Chicken Noodle Soup and the Machine That Built It
Hate K-pop or love it—doesn’t matter, the argument’s over. While American pop spent the better part of a decade recycling the same four chord progressions, Seoul built a global pop machine that actually works, and it turns out the secret was mostly just taking the whole enterprise with extreme seriousness.
The three major Korean talent agencies—SM Entertainment, YG, and JYP—identify kids early and run them through years of comprehensive training: multiple languages, dance, vocals, media handling, fan relations, general deportment. Points are tracked, rankings maintained, and the top performers eventually get assembled into groups. It’s a process that would look dystopian if it didn’t also produce people who are extraordinarily good at what they do. These aren’t one-hit acts who go back to stocking shelves after a season. The investment is too long, the system too thorough.

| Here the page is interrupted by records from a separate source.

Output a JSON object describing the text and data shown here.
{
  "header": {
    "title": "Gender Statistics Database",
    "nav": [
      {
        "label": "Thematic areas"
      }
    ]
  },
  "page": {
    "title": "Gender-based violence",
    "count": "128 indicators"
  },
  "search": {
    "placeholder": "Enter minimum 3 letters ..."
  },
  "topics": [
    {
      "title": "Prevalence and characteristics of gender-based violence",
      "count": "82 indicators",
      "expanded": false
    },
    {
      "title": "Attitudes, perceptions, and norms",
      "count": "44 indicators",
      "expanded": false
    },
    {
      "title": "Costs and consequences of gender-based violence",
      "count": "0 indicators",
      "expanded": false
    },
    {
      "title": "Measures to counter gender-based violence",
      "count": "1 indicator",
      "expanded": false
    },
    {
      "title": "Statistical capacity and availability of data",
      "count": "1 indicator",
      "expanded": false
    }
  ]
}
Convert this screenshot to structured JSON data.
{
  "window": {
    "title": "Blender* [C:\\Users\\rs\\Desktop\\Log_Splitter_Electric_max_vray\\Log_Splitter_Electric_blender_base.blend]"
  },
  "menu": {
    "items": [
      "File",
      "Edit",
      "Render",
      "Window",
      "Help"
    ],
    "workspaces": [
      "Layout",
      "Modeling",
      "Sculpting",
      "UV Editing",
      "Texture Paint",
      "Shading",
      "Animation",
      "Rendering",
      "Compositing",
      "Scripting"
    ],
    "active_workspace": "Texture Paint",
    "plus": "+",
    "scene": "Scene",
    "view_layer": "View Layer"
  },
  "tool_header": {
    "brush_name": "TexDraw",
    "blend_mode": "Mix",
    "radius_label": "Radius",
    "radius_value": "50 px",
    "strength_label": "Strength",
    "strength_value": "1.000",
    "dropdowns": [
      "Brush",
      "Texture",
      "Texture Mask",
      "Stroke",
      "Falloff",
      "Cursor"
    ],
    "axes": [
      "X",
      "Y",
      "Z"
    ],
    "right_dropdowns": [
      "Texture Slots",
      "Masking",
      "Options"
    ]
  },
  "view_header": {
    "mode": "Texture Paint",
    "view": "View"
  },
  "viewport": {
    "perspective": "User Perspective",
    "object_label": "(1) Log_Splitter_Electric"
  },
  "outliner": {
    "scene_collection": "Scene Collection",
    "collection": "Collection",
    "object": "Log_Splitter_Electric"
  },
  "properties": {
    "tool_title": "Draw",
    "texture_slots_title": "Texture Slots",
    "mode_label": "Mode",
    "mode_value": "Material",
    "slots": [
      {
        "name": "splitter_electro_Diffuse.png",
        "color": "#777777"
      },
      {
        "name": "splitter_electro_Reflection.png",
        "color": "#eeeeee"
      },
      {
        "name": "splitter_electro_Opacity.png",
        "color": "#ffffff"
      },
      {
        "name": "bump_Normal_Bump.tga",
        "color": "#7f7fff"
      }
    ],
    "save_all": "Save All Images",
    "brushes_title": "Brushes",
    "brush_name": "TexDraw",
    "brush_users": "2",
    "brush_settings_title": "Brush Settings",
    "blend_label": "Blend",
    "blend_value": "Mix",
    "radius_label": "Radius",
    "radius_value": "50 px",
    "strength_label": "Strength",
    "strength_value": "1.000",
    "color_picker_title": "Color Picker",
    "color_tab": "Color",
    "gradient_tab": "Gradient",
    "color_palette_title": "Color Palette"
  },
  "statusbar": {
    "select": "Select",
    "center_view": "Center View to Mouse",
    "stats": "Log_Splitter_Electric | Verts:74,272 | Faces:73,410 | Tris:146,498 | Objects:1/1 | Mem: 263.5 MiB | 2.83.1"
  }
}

BTS has been one of the biggest bands on the planet for years now, which has given the individual members enough room to pursue solo work. J-Hope—who is, let’s be honest, absurdly pretty—recorded Chicken Noodle Soup with Becky G, who does a very capable impression of what you’d get if Selena Gomez were slightly more chaotic and willing to fully commit to a bit. The song is bilingual, it’s about nothing in particular, and the chorus will rewire your brain after a single listen. I know this from experience. It’s been several days.
There’s something almost refreshingly honest about a song whose entire content is its own catchiness. Chicken Noodle Soup makes no pretensions toward depth—it’s a hook delivery mechanism, and the hook delivers. You can find that cynical if you want. I find it kind of admirable. Not everything needs to mean something. Sometimes a song just needs to get stuck in your head.
Chicken noodle soup. Chicken noodle soup. There it goes.